Created in 2008 with just a handful of farmers, the Harmony program now collaborates with 1,360 farmers across seven European countries, combining scale with a local partnership approach. The newly announced Harmony Ambition 2030 will accelerate this progress through an across-the-board embrace of regenerative agriculture across three key areas:
- Environment: Harmony Ambition 2030 will address climate change and biodiversity losses by implementing and strengthening farming practices, such as diversify crop rotation by including legumes to help optimize fertilizer use, the main source of greenhouse gas emissions in wheat farming. Mondelez will approach biodiversity protection in European wheat farming by widening action from Harmony plots to whole farms and from pollinators to overall wildlife. Harmony farmers also will aim to eliminate the most damaging pesticides.

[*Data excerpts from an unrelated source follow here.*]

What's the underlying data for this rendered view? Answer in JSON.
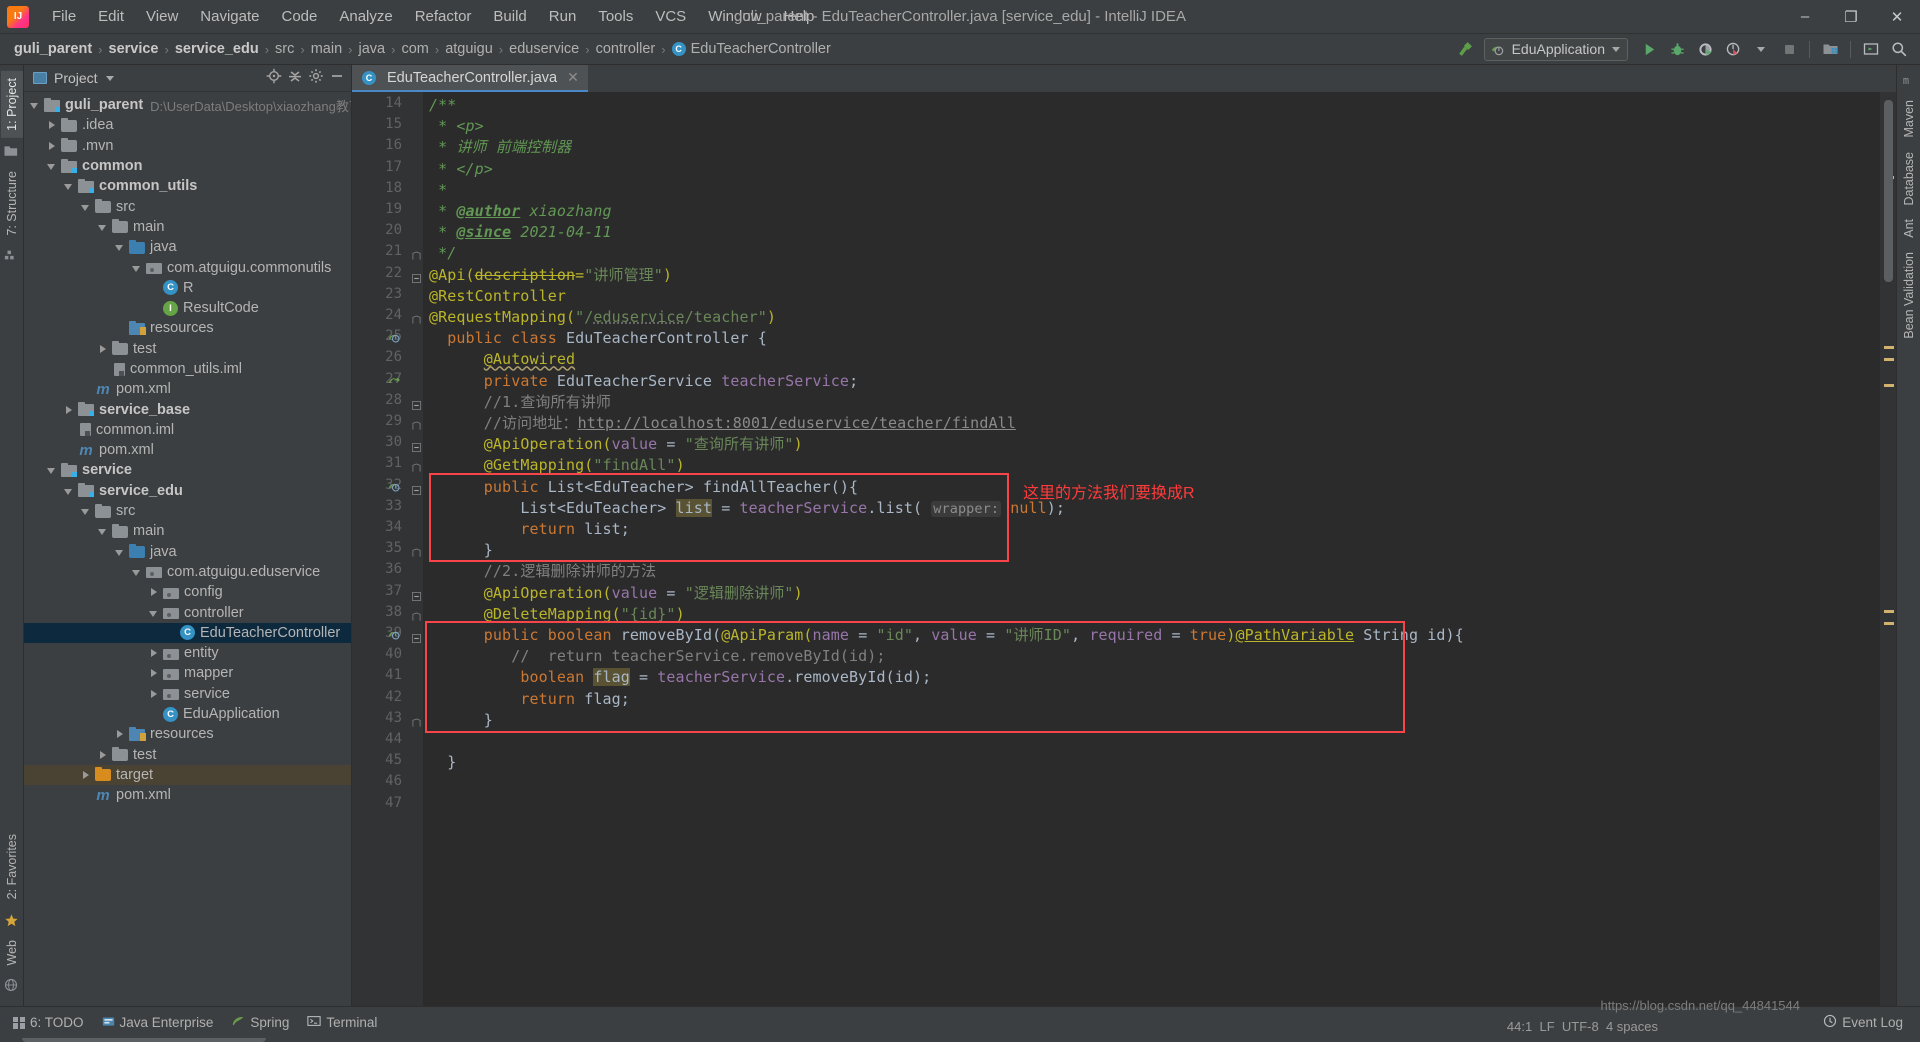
{
  "titlebar": {
    "app_icon": "intellij-logo",
    "menus": [
      "File",
      "Edit",
      "View",
      "Navigate",
      "Code",
      "Analyze",
      "Refactor",
      "Build",
      "Run",
      "Tools",
      "VCS",
      "Window",
      "Help"
    ],
    "window_title": "guli_parent - EduTeacherController.java [service_edu] - IntelliJ IDEA",
    "minimize": "–",
    "maximize": "❐",
    "close": "✕"
  },
  "navbar": {
    "breadcrumbs": [
      "guli_parent",
      "service",
      "service_edu",
      "src",
      "main",
      "java",
      "com",
      "atguigu",
      "eduservice",
      "controller"
    ],
    "breadcrumb_file": "EduTeacherController",
    "breadcrumb_file_badge": "C",
    "separator": "›",
    "run_config": "EduApplication",
    "icons": [
      "hammer-icon",
      "run-icon",
      "debug-icon",
      "run-with-coverage-icon",
      "profiler-icon",
      "stop-icon",
      "project-structure-icon",
      "terminal-icon",
      "search-everywhere-icon"
    ]
  },
  "left_strip": {
    "tabs": [
      "1: Project",
      "7: Structure",
      "2: Favorites",
      "Web"
    ],
    "icons": [
      "folder-icon",
      "structure-icon",
      "star-icon",
      "web-icon"
    ]
  },
  "right_strip": {
    "tabs": [
      "Maven",
      "Database",
      "Ant",
      "Bean Validation"
    ],
    "icon": "m-icon"
  },
  "project_panel": {
    "title": "Project",
    "header_icons": [
      "locate-icon",
      "collapse-all-icon",
      "settings-icon",
      "hide-icon"
    ],
    "tree": [
      {
        "depth": 0,
        "arrow": "down",
        "icon": "module",
        "label": "guli_parent",
        "bold": true,
        "path": "D:\\UserData\\Desktop\\xiaozhang教育"
      },
      {
        "depth": 1,
        "arrow": "right",
        "icon": "folder",
        "label": ".idea",
        "bold": false,
        "path": ""
      },
      {
        "depth": 1,
        "arrow": "right",
        "icon": "folder",
        "label": ".mvn",
        "bold": false,
        "path": ""
      },
      {
        "depth": 1,
        "arrow": "down",
        "icon": "module",
        "label": "common",
        "bold": true,
        "path": ""
      },
      {
        "depth": 2,
        "arrow": "down",
        "icon": "module",
        "label": "common_utils",
        "bold": true,
        "path": ""
      },
      {
        "depth": 3,
        "arrow": "down",
        "icon": "folder",
        "label": "src",
        "bold": false,
        "path": ""
      },
      {
        "depth": 4,
        "arrow": "down",
        "icon": "folder",
        "label": "main",
        "bold": false,
        "path": ""
      },
      {
        "depth": 5,
        "arrow": "down",
        "icon": "srcroot",
        "label": "java",
        "bold": false,
        "path": ""
      },
      {
        "depth": 6,
        "arrow": "down",
        "icon": "package",
        "label": "com.atguigu.commonutils",
        "bold": false,
        "path": ""
      },
      {
        "depth": 7,
        "arrow": "none",
        "icon": "class",
        "label": "R",
        "bold": false,
        "path": ""
      },
      {
        "depth": 7,
        "arrow": "none",
        "icon": "iface",
        "label": "ResultCode",
        "bold": false,
        "path": ""
      },
      {
        "depth": 5,
        "arrow": "none",
        "icon": "resroot",
        "label": "resources",
        "bold": false,
        "path": ""
      },
      {
        "depth": 4,
        "arrow": "right",
        "icon": "folder",
        "label": "test",
        "bold": false,
        "path": ""
      },
      {
        "depth": 4,
        "arrow": "none",
        "icon": "iml",
        "label": "common_utils.iml",
        "bold": false,
        "path": ""
      },
      {
        "depth": 3,
        "arrow": "none",
        "icon": "maven",
        "label": "pom.xml",
        "bold": false,
        "path": ""
      },
      {
        "depth": 2,
        "arrow": "right",
        "icon": "module",
        "label": "service_base",
        "bold": true,
        "path": ""
      },
      {
        "depth": 2,
        "arrow": "none",
        "icon": "iml",
        "label": "common.iml",
        "bold": false,
        "path": ""
      },
      {
        "depth": 2,
        "arrow": "none",
        "icon": "maven",
        "label": "pom.xml",
        "bold": false,
        "path": ""
      },
      {
        "depth": 1,
        "arrow": "down",
        "icon": "module",
        "label": "service",
        "bold": true,
        "path": ""
      },
      {
        "depth": 2,
        "arrow": "down",
        "icon": "module",
        "label": "service_edu",
        "bold": true,
        "path": ""
      },
      {
        "depth": 3,
        "arrow": "down",
        "icon": "folder",
        "label": "src",
        "bold": false,
        "path": ""
      },
      {
        "depth": 4,
        "arrow": "down",
        "icon": "folder",
        "label": "main",
        "bold": false,
        "path": ""
      },
      {
        "depth": 5,
        "arrow": "down",
        "icon": "srcroot",
        "label": "java",
        "bold": false,
        "path": ""
      },
      {
        "depth": 6,
        "arrow": "down",
        "icon": "package",
        "label": "com.atguigu.eduservice",
        "bold": false,
        "path": ""
      },
      {
        "depth": 7,
        "arrow": "right",
        "icon": "package",
        "label": "config",
        "bold": false,
        "path": ""
      },
      {
        "depth": 7,
        "arrow": "down",
        "icon": "package",
        "label": "controller",
        "bold": false,
        "path": ""
      },
      {
        "depth": 8,
        "arrow": "none",
        "icon": "class",
        "label": "EduTeacherController",
        "bold": false,
        "path": "",
        "selected": true
      },
      {
        "depth": 7,
        "arrow": "right",
        "icon": "package",
        "label": "entity",
        "bold": false,
        "path": ""
      },
      {
        "depth": 7,
        "arrow": "right",
        "icon": "package",
        "label": "mapper",
        "bold": false,
        "path": ""
      },
      {
        "depth": 7,
        "arrow": "right",
        "icon": "package",
        "label": "service",
        "bold": false,
        "path": ""
      },
      {
        "depth": 7,
        "arrow": "none",
        "icon": "class",
        "label": "EduApplication",
        "bold": false,
        "path": ""
      },
      {
        "depth": 5,
        "arrow": "right",
        "icon": "resroot",
        "label": "resources",
        "bold": false,
        "path": ""
      },
      {
        "depth": 4,
        "arrow": "right",
        "icon": "folder",
        "label": "test",
        "bold": false,
        "path": ""
      },
      {
        "depth": 3,
        "arrow": "right",
        "icon": "target",
        "label": "target",
        "bold": false,
        "path": "",
        "highlight": true
      },
      {
        "depth": 3,
        "arrow": "none",
        "icon": "maven",
        "label": "pom.xml",
        "bold": false,
        "path": ""
      }
    ]
  },
  "editor": {
    "tab": {
      "label": "EduTeacherController.java",
      "badge": "C",
      "close": "✕"
    },
    "first_line_number": 14,
    "lines": [
      {
        "n": 14,
        "text": "/**"
      },
      {
        "n": 15,
        "text": " * <p>"
      },
      {
        "n": 16,
        "text": " * 讲师 前端控制器"
      },
      {
        "n": 17,
        "text": " * </p>"
      },
      {
        "n": 18,
        "text": " *"
      },
      {
        "n": 19,
        "text": " * @author xiaozhang"
      },
      {
        "n": 20,
        "text": " * @since 2021-04-11"
      },
      {
        "n": 21,
        "text": " */"
      },
      {
        "n": 22,
        "text": "@Api(description=\"讲师管理\")"
      },
      {
        "n": 23,
        "text": "@RestController"
      },
      {
        "n": 24,
        "text": "@RequestMapping(\"/eduservice/teacher\")"
      },
      {
        "n": 25,
        "text": "public class EduTeacherController {"
      },
      {
        "n": 26,
        "text": "    @Autowired"
      },
      {
        "n": 27,
        "text": "    private EduTeacherService teacherService;"
      },
      {
        "n": 28,
        "text": "    //1.查询所有讲师"
      },
      {
        "n": 29,
        "text": "    //访问地址：http://localhost:8001/eduservice/teacher/findAll"
      },
      {
        "n": 30,
        "text": "    @ApiOperation(value = \"查询所有讲师\")"
      },
      {
        "n": 31,
        "text": "    @GetMapping(\"findAll\")"
      },
      {
        "n": 32,
        "text": "    public List<EduTeacher> findAllTeacher(){"
      },
      {
        "n": 33,
        "text": "        List<EduTeacher> list = teacherService.list( wrapper: null);"
      },
      {
        "n": 34,
        "text": "        return list;"
      },
      {
        "n": 35,
        "text": "    }"
      },
      {
        "n": 36,
        "text": "    //2.逻辑删除讲师的方法"
      },
      {
        "n": 37,
        "text": "    @ApiOperation(value = \"逻辑删除讲师\")"
      },
      {
        "n": 38,
        "text": "    @DeleteMapping(\"{id}\")"
      },
      {
        "n": 39,
        "text": "    public boolean removeById(@ApiParam(name = \"id\", value = \"讲师ID\", required = true)@PathVariable String id){"
      },
      {
        "n": 40,
        "text": "       //  return teacherService.removeById(id);"
      },
      {
        "n": 41,
        "text": "        boolean flag = teacherService.removeById(id);"
      },
      {
        "n": 42,
        "text": "        return flag;"
      },
      {
        "n": 43,
        "text": "    }"
      },
      {
        "n": 44,
        "text": ""
      },
      {
        "n": 45,
        "text": "}"
      },
      {
        "n": 46,
        "text": ""
      },
      {
        "n": 47,
        "text": ""
      }
    ],
    "annotation_red": "这里的方法我们要换成R",
    "inlay_hint": "wrapper:"
  },
  "statusbar": {
    "items": [
      {
        "icon": "todo-icon",
        "label": "6: TODO"
      },
      {
        "icon": "java-enterprise-icon",
        "label": "Java Enterprise"
      },
      {
        "icon": "spring-icon",
        "label": "Spring"
      },
      {
        "icon": "terminal-icon",
        "label": "Terminal"
      }
    ],
    "event_log": "Event Log",
    "caret_position": "44:1",
    "line_separator": "LF",
    "encoding": "UTF-8",
    "indent": "4 spaces",
    "watermark": "https://blog.csdn.net/qq_44841544"
  }
}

- Farmers: To support Harmony farmers transitioning to regenerative agriculture, Mondelez International will create the Harmony Academy, which will provide farmers with a holistic package of digital and on-the-ground training. In addition, farmers will be equipped with digital tools to help them record farming practices, calculate environmental impact key performance indicators and improve reporting efficiency.
- Consumers: A pioneering program, run by Mondelez International’s own expert research team, will look to demonstrate that more sustainable wheat is also better-quality wheat. The Harmony program is based on more than 15 years of experience. To ensure maximum impact, it has been co-created with farmers, non-governmental organizations (NGOs), agro-ecological experts and technical institutes.
To support Harmony Ambition 2030, the program also will be guided by a newly created Harmony Council. The council will be an independent panel of scientific experts from organizations such as Arvalis (a French technical institute run by farmers), INRAE (a world leading research organization in agriculture, food and environment) and Noé (a biodiversity NGO), which will provide strategic recommendations designed to support Mondelez International’s commitment to regenerative agriculture.
The Harmony program has developed a data reporting system on farming practices, ensuring full traceability from wheat storage to plant. External Harmony audits are conducted among Harmony partners every year by independent and certified organizations such as SGS and Bureau Veritas, to guarantee compliance with the Harmony Charter.
“We kickstarted Harmony Ambition 2030 last year with a test-and-learn model in France, with partner farmers having sown Harmony wheat under our new Regenerative Charter for harvest in 2023,” said Marie Ellul-Karamanian, Harmony Program Lead. “We are excited to take the learnings from this pilot and apply them to a wider European rollout over the next few years.”